The halftime show was a visual spectacle that was unfortunately delivered to us courtesy of The Black Eyed Peas. Was it awful? No. Was it good? Absolutely not. Was it probably the worst Super Bowl halftime show in a decade (since the Kid Rock and Nelly crotch-grabbing debacle)? Yeah, probably. But, at least The Black Eyed Peas (and the corpse of Slash…oh yeah, and that guy who manages Justin Bieber was in there too) got all the words right to their songs. Granted, their songs aren’t exactly lyrical masterpieces, but still…

How do you freeze up and forget the words to the national anthem? Especially when you’ve been singing the song your whole life? Let’s ask Christina Aguilera, who muffed the words to “The Star Spangled Banner” prior to the game.
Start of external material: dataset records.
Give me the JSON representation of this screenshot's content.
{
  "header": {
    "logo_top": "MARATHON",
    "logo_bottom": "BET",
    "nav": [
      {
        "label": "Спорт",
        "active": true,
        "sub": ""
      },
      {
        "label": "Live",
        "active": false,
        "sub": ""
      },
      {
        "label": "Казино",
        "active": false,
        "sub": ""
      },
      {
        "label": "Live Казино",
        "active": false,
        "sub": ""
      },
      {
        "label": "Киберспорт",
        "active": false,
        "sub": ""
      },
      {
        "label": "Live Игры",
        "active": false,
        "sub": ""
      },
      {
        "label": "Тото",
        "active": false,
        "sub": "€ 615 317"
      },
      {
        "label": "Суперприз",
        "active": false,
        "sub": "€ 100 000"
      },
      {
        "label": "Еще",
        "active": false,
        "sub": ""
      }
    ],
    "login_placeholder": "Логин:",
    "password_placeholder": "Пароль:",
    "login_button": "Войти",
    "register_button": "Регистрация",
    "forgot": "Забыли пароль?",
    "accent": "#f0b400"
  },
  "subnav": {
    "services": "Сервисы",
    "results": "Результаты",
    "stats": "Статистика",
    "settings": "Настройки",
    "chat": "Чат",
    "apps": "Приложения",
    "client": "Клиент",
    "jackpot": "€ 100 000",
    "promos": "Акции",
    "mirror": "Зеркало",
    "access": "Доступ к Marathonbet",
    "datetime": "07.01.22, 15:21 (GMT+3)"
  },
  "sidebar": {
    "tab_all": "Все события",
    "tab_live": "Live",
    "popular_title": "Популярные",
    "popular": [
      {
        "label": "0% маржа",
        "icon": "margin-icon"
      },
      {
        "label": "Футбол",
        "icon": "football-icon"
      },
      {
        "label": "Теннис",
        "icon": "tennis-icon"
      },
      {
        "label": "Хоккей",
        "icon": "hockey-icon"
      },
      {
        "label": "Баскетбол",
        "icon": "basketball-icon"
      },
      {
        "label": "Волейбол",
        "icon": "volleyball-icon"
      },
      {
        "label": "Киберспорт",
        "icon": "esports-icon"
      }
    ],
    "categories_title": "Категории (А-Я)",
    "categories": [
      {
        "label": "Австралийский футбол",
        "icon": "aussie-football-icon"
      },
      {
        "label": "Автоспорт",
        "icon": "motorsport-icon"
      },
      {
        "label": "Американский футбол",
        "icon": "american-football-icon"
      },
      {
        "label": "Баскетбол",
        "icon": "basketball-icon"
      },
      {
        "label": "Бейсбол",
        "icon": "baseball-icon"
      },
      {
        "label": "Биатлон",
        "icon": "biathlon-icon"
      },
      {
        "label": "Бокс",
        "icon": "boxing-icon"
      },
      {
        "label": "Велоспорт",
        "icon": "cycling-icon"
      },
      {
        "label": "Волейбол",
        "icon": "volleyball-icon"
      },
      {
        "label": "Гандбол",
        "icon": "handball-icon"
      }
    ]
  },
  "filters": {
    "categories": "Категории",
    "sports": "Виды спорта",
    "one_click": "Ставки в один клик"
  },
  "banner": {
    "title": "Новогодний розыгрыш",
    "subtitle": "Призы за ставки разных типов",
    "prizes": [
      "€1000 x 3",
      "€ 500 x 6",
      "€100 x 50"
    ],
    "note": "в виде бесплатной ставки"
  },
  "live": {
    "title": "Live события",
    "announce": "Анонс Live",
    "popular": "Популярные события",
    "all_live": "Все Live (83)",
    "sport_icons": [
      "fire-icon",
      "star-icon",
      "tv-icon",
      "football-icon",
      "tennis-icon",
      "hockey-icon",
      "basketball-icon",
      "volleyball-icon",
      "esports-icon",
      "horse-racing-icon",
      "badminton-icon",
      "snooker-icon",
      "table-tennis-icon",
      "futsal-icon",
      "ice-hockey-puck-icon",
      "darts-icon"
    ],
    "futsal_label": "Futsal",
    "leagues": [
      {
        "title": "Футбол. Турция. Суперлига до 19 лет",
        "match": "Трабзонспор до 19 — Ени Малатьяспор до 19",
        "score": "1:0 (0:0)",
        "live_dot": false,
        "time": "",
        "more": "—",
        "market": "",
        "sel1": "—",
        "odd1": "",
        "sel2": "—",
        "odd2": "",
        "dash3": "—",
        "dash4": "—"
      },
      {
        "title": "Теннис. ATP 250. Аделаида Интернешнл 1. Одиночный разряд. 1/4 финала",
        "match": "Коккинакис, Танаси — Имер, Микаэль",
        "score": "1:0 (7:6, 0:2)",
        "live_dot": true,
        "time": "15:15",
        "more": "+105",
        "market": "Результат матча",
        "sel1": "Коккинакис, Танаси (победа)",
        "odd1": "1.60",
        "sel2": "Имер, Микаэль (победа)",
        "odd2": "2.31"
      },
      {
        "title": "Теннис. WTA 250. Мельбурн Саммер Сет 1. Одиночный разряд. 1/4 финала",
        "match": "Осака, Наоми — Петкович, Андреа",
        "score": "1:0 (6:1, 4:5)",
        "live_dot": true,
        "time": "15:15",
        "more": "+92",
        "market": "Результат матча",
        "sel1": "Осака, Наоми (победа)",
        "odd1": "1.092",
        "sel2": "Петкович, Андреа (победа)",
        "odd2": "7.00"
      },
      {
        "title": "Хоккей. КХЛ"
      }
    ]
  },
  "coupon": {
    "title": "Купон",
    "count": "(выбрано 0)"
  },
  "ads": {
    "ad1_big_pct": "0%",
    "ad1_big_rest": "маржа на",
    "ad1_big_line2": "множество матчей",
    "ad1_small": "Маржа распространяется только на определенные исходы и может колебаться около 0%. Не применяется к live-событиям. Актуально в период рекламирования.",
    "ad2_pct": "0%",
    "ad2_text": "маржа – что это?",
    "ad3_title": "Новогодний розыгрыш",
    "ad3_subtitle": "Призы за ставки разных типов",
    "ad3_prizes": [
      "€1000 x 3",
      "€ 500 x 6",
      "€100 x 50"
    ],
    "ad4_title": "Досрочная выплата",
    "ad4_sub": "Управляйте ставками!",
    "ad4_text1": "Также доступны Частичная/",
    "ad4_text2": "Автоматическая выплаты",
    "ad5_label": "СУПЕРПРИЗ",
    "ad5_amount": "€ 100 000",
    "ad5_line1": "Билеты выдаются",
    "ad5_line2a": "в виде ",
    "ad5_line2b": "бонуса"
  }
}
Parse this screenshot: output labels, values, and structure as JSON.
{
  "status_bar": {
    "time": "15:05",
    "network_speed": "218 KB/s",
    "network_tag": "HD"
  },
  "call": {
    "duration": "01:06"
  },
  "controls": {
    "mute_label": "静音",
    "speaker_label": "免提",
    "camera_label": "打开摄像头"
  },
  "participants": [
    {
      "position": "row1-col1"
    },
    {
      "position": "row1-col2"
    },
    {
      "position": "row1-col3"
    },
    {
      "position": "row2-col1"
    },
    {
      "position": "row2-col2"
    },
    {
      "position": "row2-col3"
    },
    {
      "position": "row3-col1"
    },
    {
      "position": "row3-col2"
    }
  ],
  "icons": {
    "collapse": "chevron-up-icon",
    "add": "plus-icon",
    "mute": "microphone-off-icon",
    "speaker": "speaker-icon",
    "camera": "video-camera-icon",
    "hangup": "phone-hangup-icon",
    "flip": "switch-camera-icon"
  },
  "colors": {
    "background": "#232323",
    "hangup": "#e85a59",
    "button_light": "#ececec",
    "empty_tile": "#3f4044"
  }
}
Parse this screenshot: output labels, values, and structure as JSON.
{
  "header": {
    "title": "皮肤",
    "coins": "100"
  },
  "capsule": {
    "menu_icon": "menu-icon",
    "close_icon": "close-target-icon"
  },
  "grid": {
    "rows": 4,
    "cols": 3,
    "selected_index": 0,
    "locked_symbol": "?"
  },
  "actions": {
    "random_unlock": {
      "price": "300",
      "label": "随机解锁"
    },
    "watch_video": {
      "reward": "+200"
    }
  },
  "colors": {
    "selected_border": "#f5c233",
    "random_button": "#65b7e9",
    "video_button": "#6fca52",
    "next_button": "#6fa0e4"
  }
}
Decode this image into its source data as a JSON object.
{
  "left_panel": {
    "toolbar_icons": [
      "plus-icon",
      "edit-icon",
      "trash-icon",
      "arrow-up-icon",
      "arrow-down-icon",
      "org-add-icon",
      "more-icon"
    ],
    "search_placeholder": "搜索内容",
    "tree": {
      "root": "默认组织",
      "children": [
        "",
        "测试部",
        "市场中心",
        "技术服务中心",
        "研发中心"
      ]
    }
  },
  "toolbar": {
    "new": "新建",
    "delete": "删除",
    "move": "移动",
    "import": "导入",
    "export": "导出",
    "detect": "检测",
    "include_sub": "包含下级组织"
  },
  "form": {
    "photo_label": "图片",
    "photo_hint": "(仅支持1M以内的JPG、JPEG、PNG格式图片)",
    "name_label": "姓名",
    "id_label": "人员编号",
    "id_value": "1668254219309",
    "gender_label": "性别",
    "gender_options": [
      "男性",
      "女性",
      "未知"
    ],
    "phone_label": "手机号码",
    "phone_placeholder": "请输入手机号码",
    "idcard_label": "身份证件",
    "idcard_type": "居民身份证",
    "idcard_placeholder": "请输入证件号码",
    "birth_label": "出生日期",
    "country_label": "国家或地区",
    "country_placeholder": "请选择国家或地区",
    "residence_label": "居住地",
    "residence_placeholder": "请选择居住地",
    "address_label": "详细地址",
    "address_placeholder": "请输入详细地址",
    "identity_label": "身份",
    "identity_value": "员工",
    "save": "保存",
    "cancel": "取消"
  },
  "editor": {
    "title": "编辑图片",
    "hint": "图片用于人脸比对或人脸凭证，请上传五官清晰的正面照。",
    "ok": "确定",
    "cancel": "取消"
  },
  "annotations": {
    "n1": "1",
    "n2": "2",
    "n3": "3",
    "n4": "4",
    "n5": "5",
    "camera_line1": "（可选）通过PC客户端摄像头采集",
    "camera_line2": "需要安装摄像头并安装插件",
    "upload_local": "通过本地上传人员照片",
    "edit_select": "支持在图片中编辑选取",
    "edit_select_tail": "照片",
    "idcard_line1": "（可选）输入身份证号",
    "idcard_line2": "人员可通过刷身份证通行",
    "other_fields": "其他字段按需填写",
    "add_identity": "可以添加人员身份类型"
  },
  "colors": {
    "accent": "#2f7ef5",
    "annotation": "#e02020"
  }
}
Hell, even her mistake (or “mistake”, for those who feel that she messed up the words for publicity purposes) wasn’t as bad as the fact that she oooooooOOOOOooooo-ver-SUUUUuuuuuuuunnngOOOOOHHHHYEAH!! the entire fucking song.

Some songs don’t call for extended vocal workouts, Christina.

Maybe next year, they just replay Prince’s halftime show from a few years back and before the game, run a tape of Marvin Gaye smoothing out the National Anthem back in 1983?